It’s been reported that a number of countries in South America are looking to sponsor a catastrophe bond to protect against earthquake risks, with the help of reinsurance giant Swiss Re.
Peru, Chile, Colombia, and Mexico, which are the four member countries that make up the Pacific Alliance (a Latin American trade bloc), in partnership with reinsurer Swiss Re, are looking to develop cat bond cover for earthquake risk in order to have immediate liquidity to pay for damages following a quake.
This is according to a recent article published on the online platform of Gestión, which includes a discussion with Juan Pablo Regidor, Senior Client Manager at reinsurance firm Swiss Re.
The article states that Peru is eager to develop a quake cat bond owing to the potential for extensive damages and resulting high financial losses, citing that a cat bond would enable the government to have immediate access to funds post-event.
As explained by Regidor, Mexico has already utilised such risk transfer, and its government actually received a $50 million payout from the impacts of hurricane Patricia, which highlights the benefits of a parametric risk transfer solution, like a cat bond, at protecting vulnerable nations against natural disasters.
Artemis discussed at the time how the event had triggered a payout from the MultiCat Mexico Ltd. (Series 2012-1) catastrophe bond transaction, although this did take longer than anticipated owing to reporting delays from the National Hurricane Center.

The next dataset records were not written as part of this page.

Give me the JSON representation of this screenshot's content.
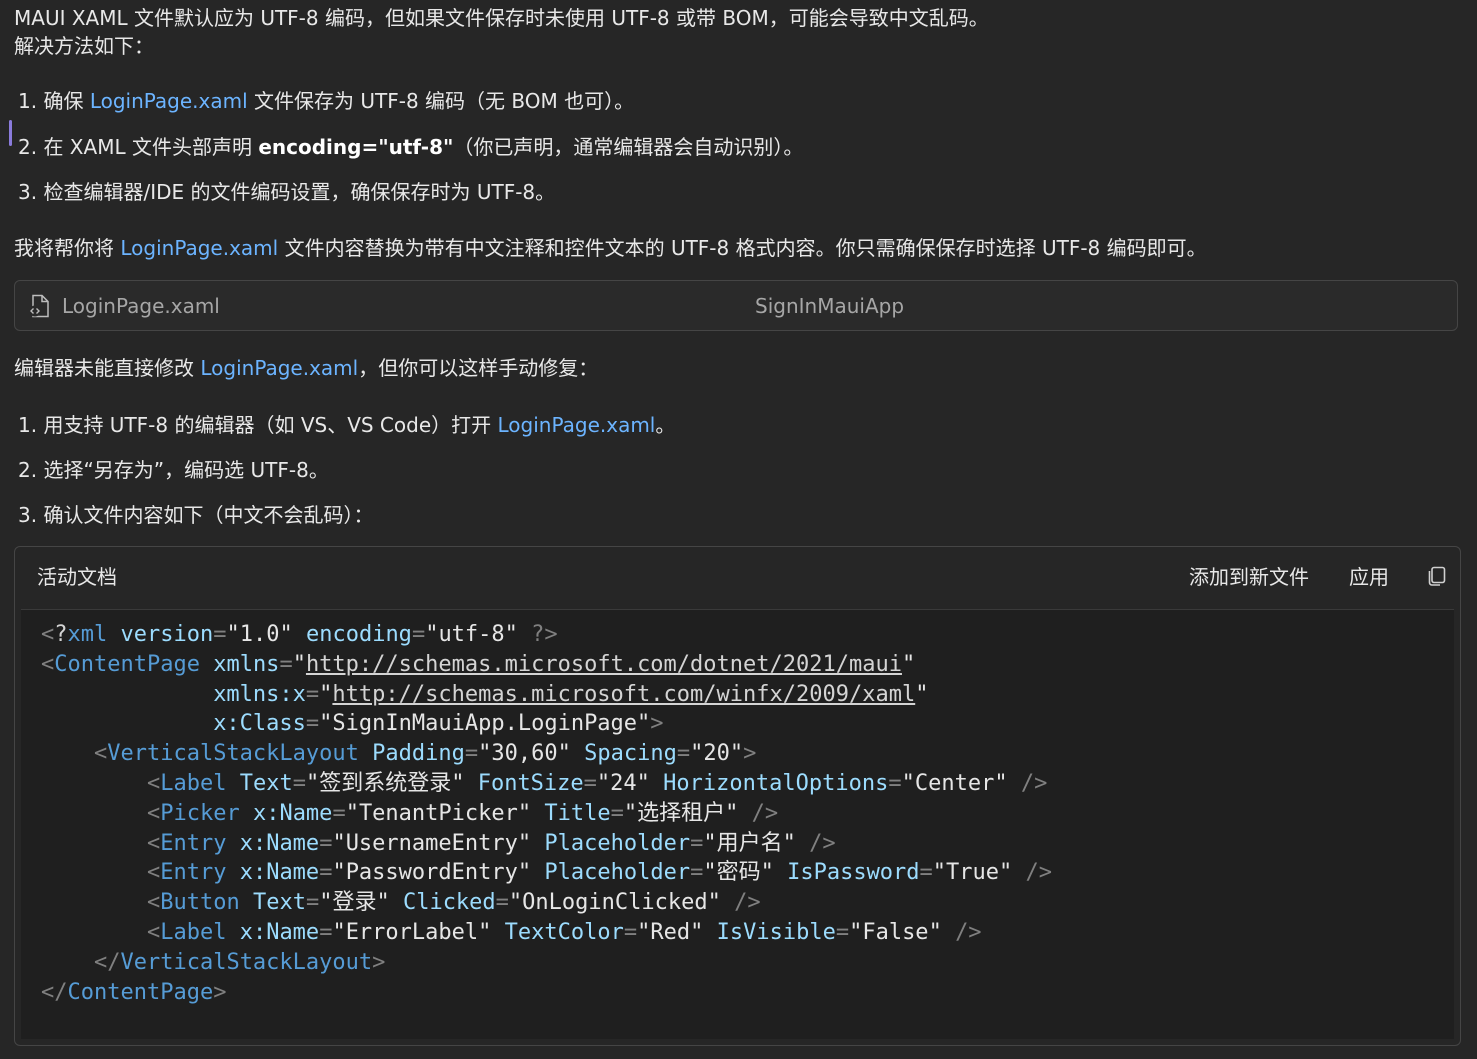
{
  "intro": {
    "line1": "MAUI XAML 文件默认应为 UTF-8 编码，但如果文件保存时未使用 UTF-8 或带 BOM，可能会导致中文乱码。",
    "line2": "解决方法如下："
  },
  "steps1": [
    {
      "num": "1.",
      "pre": " 确保 ",
      "link": "LoginPage.xaml",
      "post": " 文件保存为 UTF-8 编码（无 BOM 也可）。"
    },
    {
      "num": "2.",
      "pre": " 在 XAML 文件头部声明 ",
      "bold": "encoding=\"utf-8\"",
      "post": "（你已声明，通常编辑器会自动识别）。"
    },
    {
      "num": "3.",
      "text": " 检查编辑器/IDE 的文件编码设置，确保保存时为 UTF-8。"
    }
  ],
  "replace_note": {
    "pre": "我将帮你将 ",
    "link": "LoginPage.xaml",
    "post": " 文件内容替换为带有中文注释和控件文本的 UTF-8 格式内容。你只需确保保存时选择 UTF-8 编码即可。"
  },
  "file_card": {
    "icon": "file-code-icon",
    "filename": "LoginPage.xaml",
    "project": "SignInMauiApp"
  },
  "manual_note": {
    "pre": "编辑器未能直接修改 ",
    "link": "LoginPage.xaml",
    "post": "，但你可以这样手动修复："
  },
  "steps2": [
    {
      "num": "1.",
      "pre": " 用支持 UTF-8 的编辑器（如 VS、VS Code）打开 ",
      "link": "LoginPage.xaml",
      "post": "。"
    },
    {
      "num": "2.",
      "text": " 选择“另存为”，编码选 UTF-8。"
    },
    {
      "num": "3.",
      "text": " 确认文件内容如下（中文不会乱码）："
    }
  ],
  "code_card": {
    "title": "活动文档",
    "add_label": "添加到新文件",
    "apply_label": "应用",
    "copy_icon": "copy-icon",
    "lines": [
      "<?xml version=\"1.0\" encoding=\"utf-8\" ?>",
      "<ContentPage xmlns=\"http://schemas.microsoft.com/dotnet/2021/maui\"",
      "             xmlns:x=\"http://schemas.microsoft.com/winfx/2009/xaml\"",
      "             x:Class=\"SignInMauiApp.LoginPage\">",
      "    <VerticalStackLayout Padding=\"30,60\" Spacing=\"20\">",
      "        <Label Text=\"签到系统登录\" FontSize=\"24\" HorizontalOptions=\"Center\" />",
      "        <Picker x:Name=\"TenantPicker\" Title=\"选择租户\" />",
      "        <Entry x:Name=\"UsernameEntry\" Placeholder=\"用户名\" />",
      "        <Entry x:Name=\"PasswordEntry\" Placeholder=\"密码\" IsPassword=\"True\" />",
      "        <Button Text=\"登录\" Clicked=\"OnLoginClicked\" />",
      "        <Label x:Name=\"ErrorLabel\" TextColor=\"Red\" IsVisible=\"False\" />",
      "    </VerticalStackLayout>",
      "</ContentPage>"
    ]
  },
  "colors": {
    "background": "#262626",
    "text": "#e8e8e8",
    "link": "#6cb4ff",
    "tag": "#569cd6",
    "attribute": "#9cdcfe",
    "punctuation": "#808080",
    "marker": "#8a7bdc"
  }
}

For Pacific Alliance member countries receiving funds rapidly post-event is often vital in their recovery process, and utilising a parametric trigger structure, which is highlighted by Regidor, can ensure rapid payout. This is further highlighted by the recent impact of hurricane Matthew, which resulted in a payout from the CCRIF of $29.2 million to member countries, and which was paid out in just 14 days.
Regidor explains that a parametric trigger that ensures coverage is paid rapidly helps to provide liquidity in the market, which enables the government to move forward with the rebuilding and recovery process.

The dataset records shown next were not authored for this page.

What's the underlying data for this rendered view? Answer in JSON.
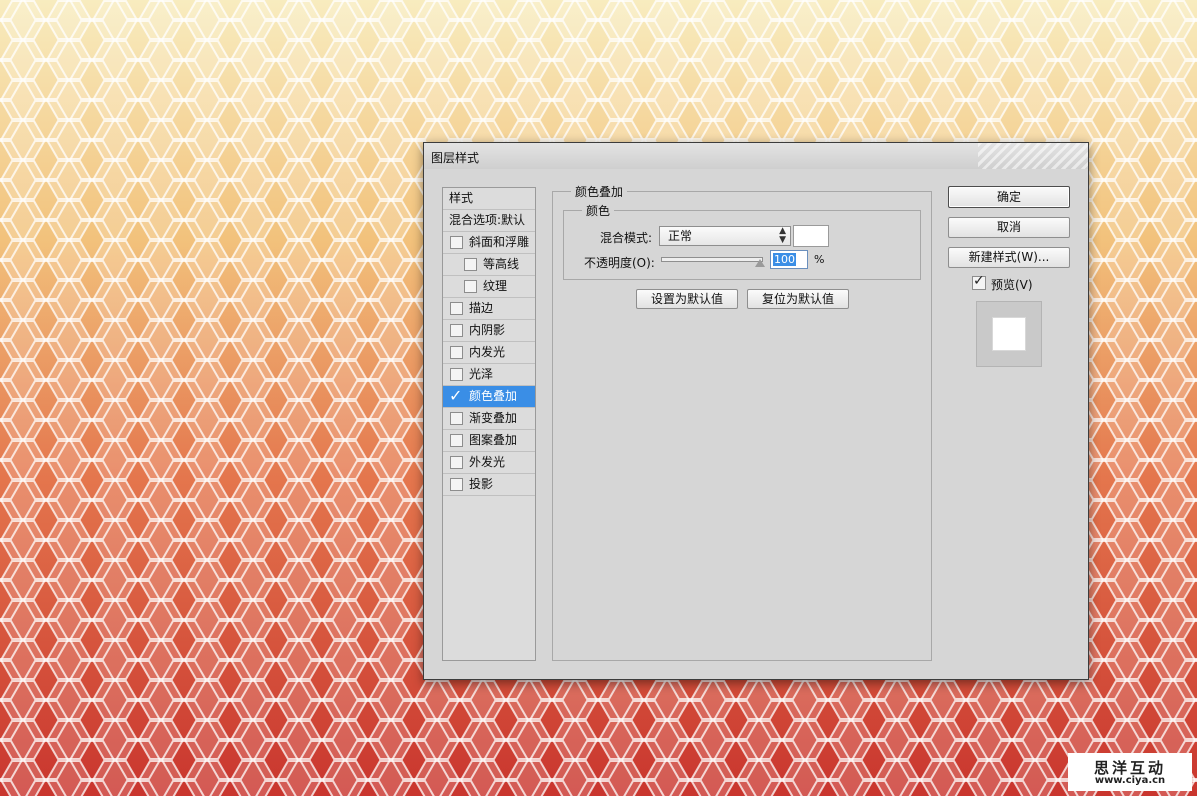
{
  "dialog": {
    "title": "图层样式"
  },
  "styles_list": {
    "header": "样式",
    "blend_options": "混合选项:默认",
    "items": [
      {
        "label": "斜面和浮雕",
        "checked": false,
        "indent": false
      },
      {
        "label": "等高线",
        "checked": false,
        "indent": true
      },
      {
        "label": "纹理",
        "checked": false,
        "indent": true
      },
      {
        "label": "描边",
        "checked": false,
        "indent": false
      },
      {
        "label": "内阴影",
        "checked": false,
        "indent": false
      },
      {
        "label": "内发光",
        "checked": false,
        "indent": false
      },
      {
        "label": "光泽",
        "checked": false,
        "indent": false
      },
      {
        "label": "颜色叠加",
        "checked": true,
        "indent": false,
        "selected": true
      },
      {
        "label": "渐变叠加",
        "checked": false,
        "indent": false
      },
      {
        "label": "图案叠加",
        "checked": false,
        "indent": false
      },
      {
        "label": "外发光",
        "checked": false,
        "indent": false
      },
      {
        "label": "投影",
        "checked": false,
        "indent": false
      }
    ]
  },
  "color_overlay": {
    "section_title": "颜色叠加",
    "subsection_title": "颜色",
    "blend_mode_label": "混合模式:",
    "blend_mode_value": "正常",
    "overlay_color": "#ffffff",
    "opacity_label": "不透明度(O):",
    "opacity_value": "100",
    "opacity_unit": "%",
    "opacity_fraction": 1.0,
    "set_default_label": "设置为默认值",
    "reset_default_label": "复位为默认值"
  },
  "actions": {
    "ok_label": "确定",
    "cancel_label": "取消",
    "new_style_label": "新建样式(W)...",
    "preview_label": "预览(V)",
    "preview_checked": true
  },
  "watermark": {
    "name": "思洋互动",
    "url": "www.ciya.cn"
  },
  "colors": {
    "selection": "#3a8ee6",
    "dialog_bg": "#d6d6d6"
  }
}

It’s apparent from the article that Peru is very keen for the establishment of a catastrophe bond, but Regidor explains that this also depends on the other member countries of the Pacific Alliance, and whether they want to enter into such an agreement.
Cooperation between the Ministry of Economy and Finance (MEF) and Swiss Re for the development of a cat bond is needed to determine how such a transaction would work, explains Regidor, but there does appears to be genuine interest from the MEF.
The utilisation of insurance-linked securities (ILS) tools such as cat bonds can be hugely beneficial to countries sovereign governments and regions susceptible to natural disasters, ensuring rapid payout post-event and ultimately increasing the insurability of peril regions around the world by providing access to efficient risk and reinsurance capacity.